JR: It’s already a multibillion-dollar industry. Relative to other channels, Facebook ads are not big right now. The managed size of that — meaning the dollars flowing through preferred marketing developers and analytics companies such as ours — is probably $US1 or $US2 billion in revenue. Only 5 to 10% of brands are using these tools, so naturally our market will grow. I see it growing to five to seven times the size of what it is now.
BII: Which platforms are you most excited about from an advertising and marketing perspective?
JR:Facebook and Twitter.
I’m also very excited about some of the newer platforms, such as Vine and Pinterest, but I think a lot of companies are overestimating their power. I do believe it’s important to test and experiment on these newer platforms, but you need to keep yourself in check and not simply throw resources into wherever the early adopters go, because you don’t know what the return potential is.
BII: What about social video services in general?

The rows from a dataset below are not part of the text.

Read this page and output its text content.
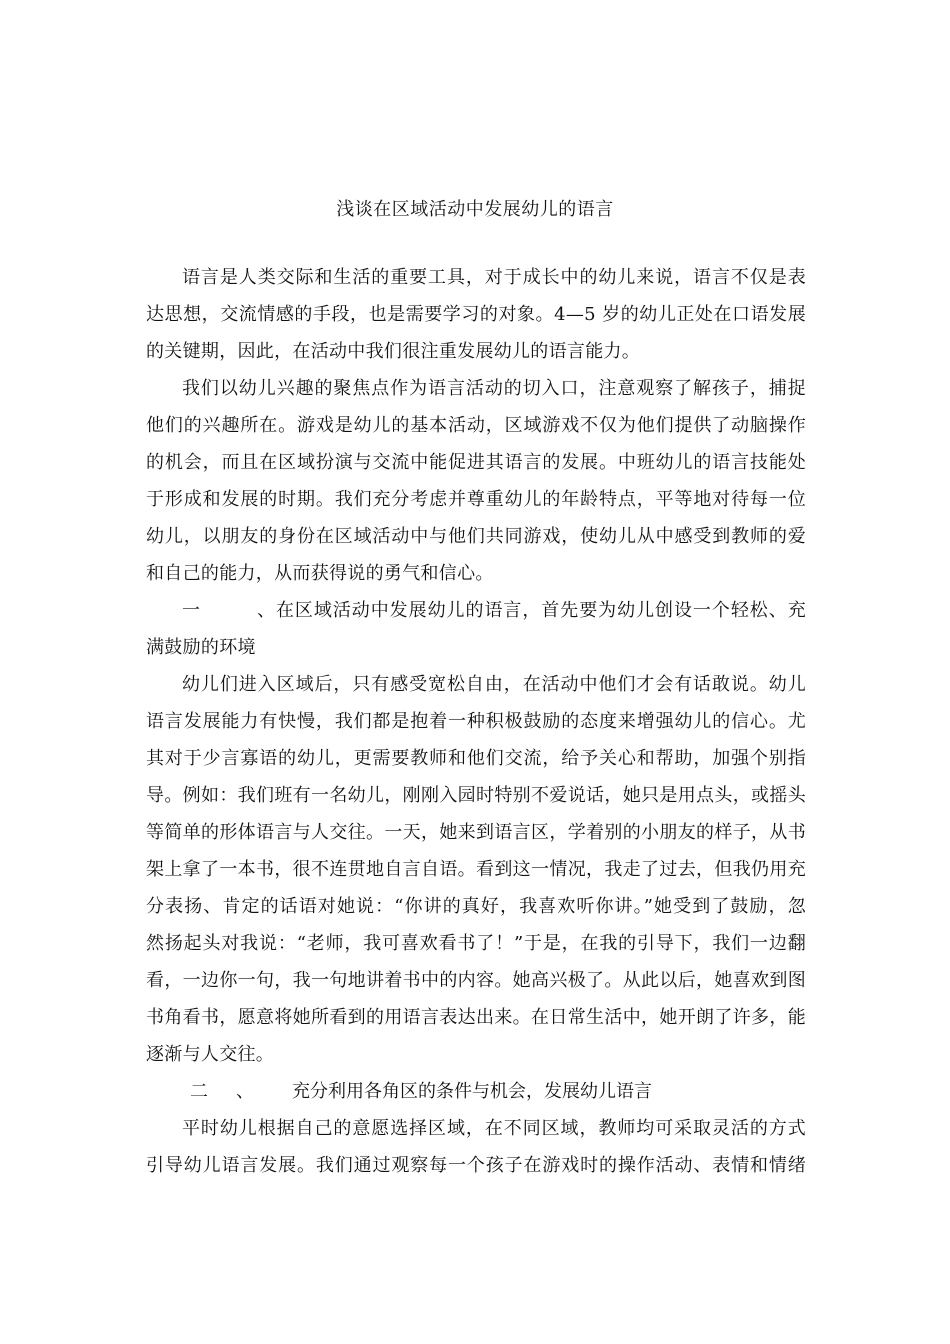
浅谈在区域活动中发展幼儿的语言
语言是人类交际和生活的重要工具，对于成长中的幼儿来说，语言不仅是表
达思想，交流情感的手段，也是需要学习的对象。4—5 岁的幼儿正处在口语发展
的关键期，因此，在活动中我们很注重发展幼儿的语言能力。
我们以幼儿兴趣的聚焦点作为语言活动的切入口，注意观察了解孩子，捕捉
他们的兴趣所在。游戏是幼儿的基本活动，区域游戏不仅为他们提供了动脑操作
的机会，而且在区域扮演与交流中能促进其语言的发展。中班幼儿的语言技能处
于形成和发展的时期。我们充分考虑并尊重幼儿的年龄特点，平等地对待每一位
幼儿，以朋友的身份在区域活动中与他们共同游戏，使幼儿从中感受到教师的爱
和自己的能力，从而获得说的勇气和信心。
一	、在区域活动中发展幼儿的语言，首先要为幼儿创设一个轻松、充
满鼓励的环境
幼儿们进入区域后，只有感受宽松自由，在活动中他们才会有话敢说。幼儿
语言发展能力有快慢，我们都是抱着一种积极鼓励的态度来增强幼儿的信心。尤
其对于少言寡语的幼儿，更需要教师和他们交流，给予关心和帮助，加强个别指
导。例如：我们班有一名幼儿，刚刚入园时特别不爱说话，她只是用点头，或摇头
等简单的形体语言与人交往。一天，她来到语言区，学着别的小朋友的样子，从书
架上拿了一本书，很不连贯地自言自语。看到这一情况，我走了过去，但我仍用充
分表扬、肯定的话语对她说：“你讲的真好，我喜欢听你讲。”她受到了鼓励，忽
然扬起头对我说：“老师，我可喜欢看书了！”于是，在我的引导下，我们一边翻
看，一边你一句，我一句地讲着书中的内容。她高兴极了。从此以后，她喜欢到图
书角看书，愿意将她所看到的用语言表达出来。在日常生活中，她开朗了许多，能
逐渐与人交往。
二 、 充分利用各角区的条件与机会，发展幼儿语言
平时幼儿根据自己的意愿选择区域，在不同区域，教师均可采取灵活的方式
引导幼儿语言发展。我们通过观察每一个孩子在游戏时的操作活动、表情和情绪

JR: I think excitement around Vine and Instagram peaks in six months. The growth of those platforms is predictable and we already know what the potential is for a brand. Volume-wise, Instagram video isn’t at the level Vine is, but it has already surpassed Vine in engagement levels. YouTube still outperforms both on the engagement and volume side. I would have thought Vine would drive better engagement levels.

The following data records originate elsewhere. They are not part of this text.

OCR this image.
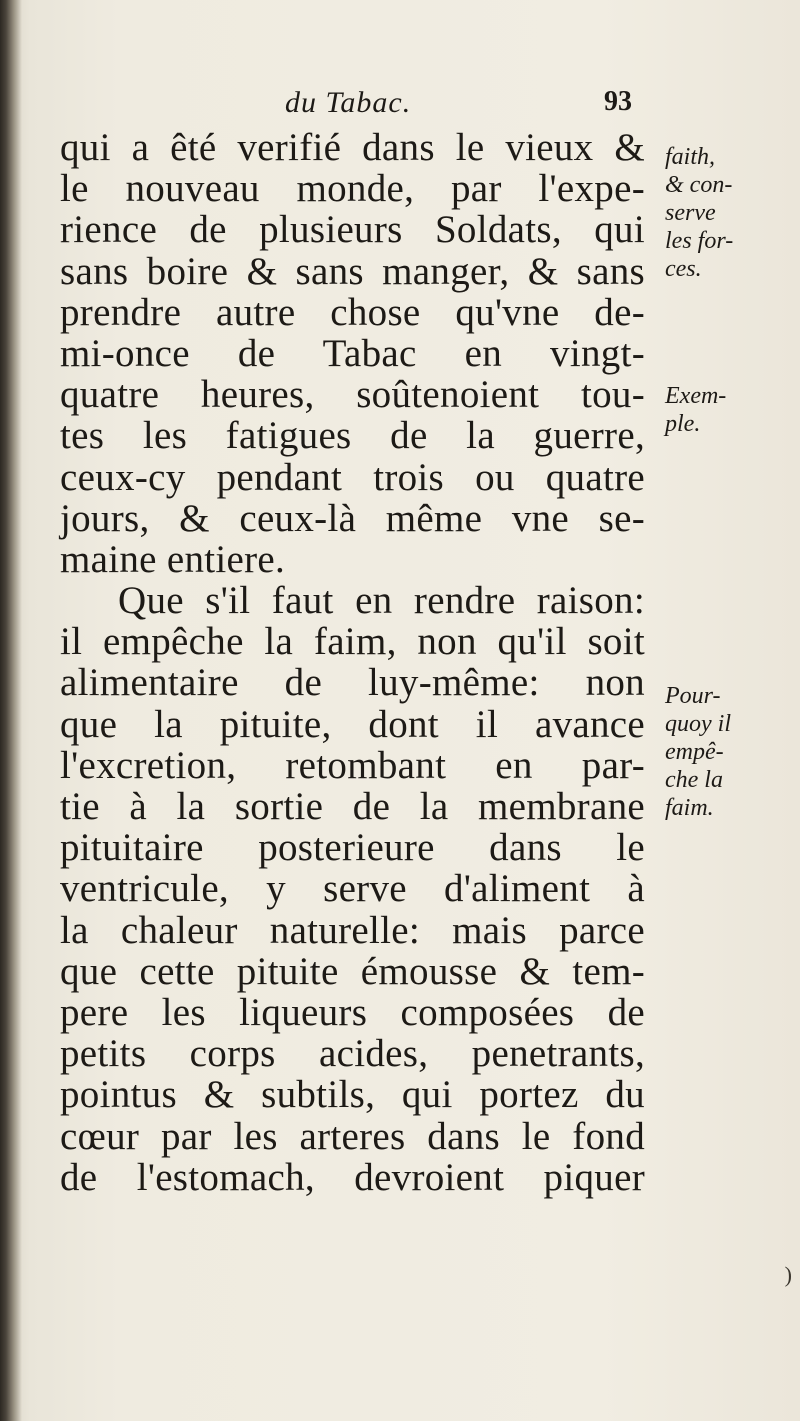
du Tabac.	93
qui a êté verifié dans le vieux &
le nouveau monde, par l'expe-
rience de plusieurs Soldats, qui
sans boire & sans manger, & sans
prendre autre chose qu'vne de-
mi-once de Tabac en vingt-
quatre heures, soûtenoient tou-
tes les fatigues de la guerre,
ceux-cy pendant trois ou quatre
jours, & ceux-là même vne se-
maine entiere.
Que s'il faut en rendre raison:
il empêche la faim, non qu'il soit
alimentaire de luy-même: non
que la pituite, dont il avance
l'excretion, retombant en par-
tie à la sortie de la membrane
pituitaire posterieure dans le
ventricule, y serve d'aliment à
la chaleur naturelle: mais parce
que cette pituite émousse & tem-
pere les liqueurs composées de
petits corps acides, penetrants,
pointus & subtils, qui portez du
cœur par les arteres dans le fond
de l'estomach, devroient piquer
faith,
& con-
serve
les for-
ces.
Exem-
ple.
Pour-
quoy il
empê-
che la
faim.
)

JR: I don’t think messaging apps can be counted as social media. WhatsApp, Snapchat — I think these are purely messaging platforms that compete with say Facebook Messenger or text messaging on your phone, and they have very little to do with social media. Of course, I think these companies can find a similar monetization formula to social media, or link up to social media, and then they would overlap with the social media category.

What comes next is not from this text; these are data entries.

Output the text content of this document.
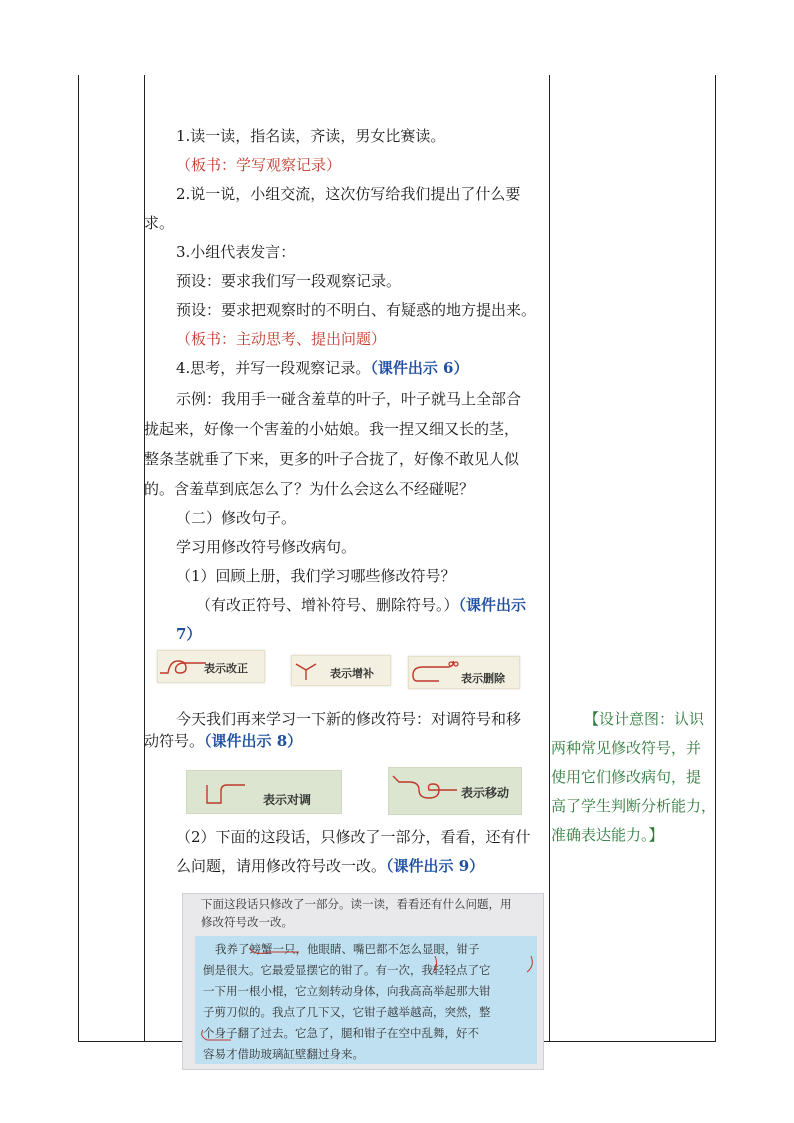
1.读一读，指名读，齐读，男女比赛读。
（板书：学写观察记录）
2.说一说，小组交流，这次仿写给我们提出了什么要
求。
3.小组代表发言：
预设：要求我们写一段观察记录。
预设：要求把观察时的不明白、有疑惑的地方提出来。
（板书：主动思考、提出问题）
4.思考，并写一段观察记录。（课件出示 6）
示例：我用手一碰含羞草的叶子，叶子就马上全部合
拢起来，好像一个害羞的小姑娘。我一捏又细又长的茎，
整条茎就垂了下来，更多的叶子合拢了，好像不敢见人似
的。含羞草到底怎么了？为什么会这么不经碰呢？
（二）修改句子。
学习用修改符号修改病句。
（1）回顾上册，我们学习哪些修改符号？
（有改正符号、增补符号、删除符号。）（课件出示
7）
表示改正	表示增补	表示删除
今天我们再来学习一下新的修改符号：对调符号和移
动符号。（课件出示 8）
表示对调	表示移动
（2）下面的这段话，只修改了一部分，看看，还有什
么问题，请用修改符号改一改。（课件出示 9）
【设计意图：认识
两种常见修改符号，并
使用它们修改病句，提
高了学生判断分析能力，
准确表达能力。】
下面这段话只修改了一部分。读一读，看看还有什么问题，用
修改符号改一改。
我养了螃蟹一只，他眼睛、嘴巴都不怎么显眼，钳子
倒是很大。它最爱显摆它的钳了。有一次，我轻轻点了它
一下用一根小棍，它立刻转动身体，向我高高举起那大钳
子剪刀似的。我点了几下又，它钳子越举越高，突然，整
个身子翻了过去。它急了，腿和钳子在空中乱舞，好不
容易才借助玻璃缸壁翻过身来。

JR: LinkedIn’s promoted posts are good. I see that platform going in the right direction. I truly believe promoted content is the future of social media advertising. It’s more elegant than display ads, and it’s so inherently natural for a platform built on communicating with friends, family, and coworkers.
BII: Some brands are experimenting with conducting customer service via social media. Do you see a future there?
JR:Most certainly, but I don’t think brands are there quite yet. The average customer service response time by brands on Twitter
is longer than six hours. That is simply unacceptable. However, there are some brands that excel at social media customer service.
U.K. National Rail responds, on average, in six minutes. During peak activity they have 20 people on call responding to customers via social media. From surveying our clients, we found that 70% considered it a cost-saver, but even more considered it a ROI-driver. KLM or Royal Dutch Airlines sells their customers a better seat via social media, which drives customer satisfaction. AirFrance also does a stunning job on social customer service.
BII: Why the airlines? Isn’t it a little ironic that they are pioneering excellent customer service on social media, when they’re not really known for being customer-friendly in general?
JR: I think they were pushed by the natural disasters that they’ve faced. In Europe, it was the two ash clouds that disrupted airlines around the world. If they can help cushion those costs by good customer care, then that’s good for them; they can regain customer trust.
In the U.S. it was Superstorm Sandy. JetBlue and American were barely using social media before Sandy, but we saw their activity pick up after the storm to inform travellers of when flights would take off. I hope you don’t need a natural disaster in these industries to get them to start responding.
Electronics companies from a historical perspective, didn’t deal with customer complaints, the retailers did. So it wasn’t Samsung, it was BestBuy doing customer care. But that’s all changed. Now, customers go directly to the manufacturing brand.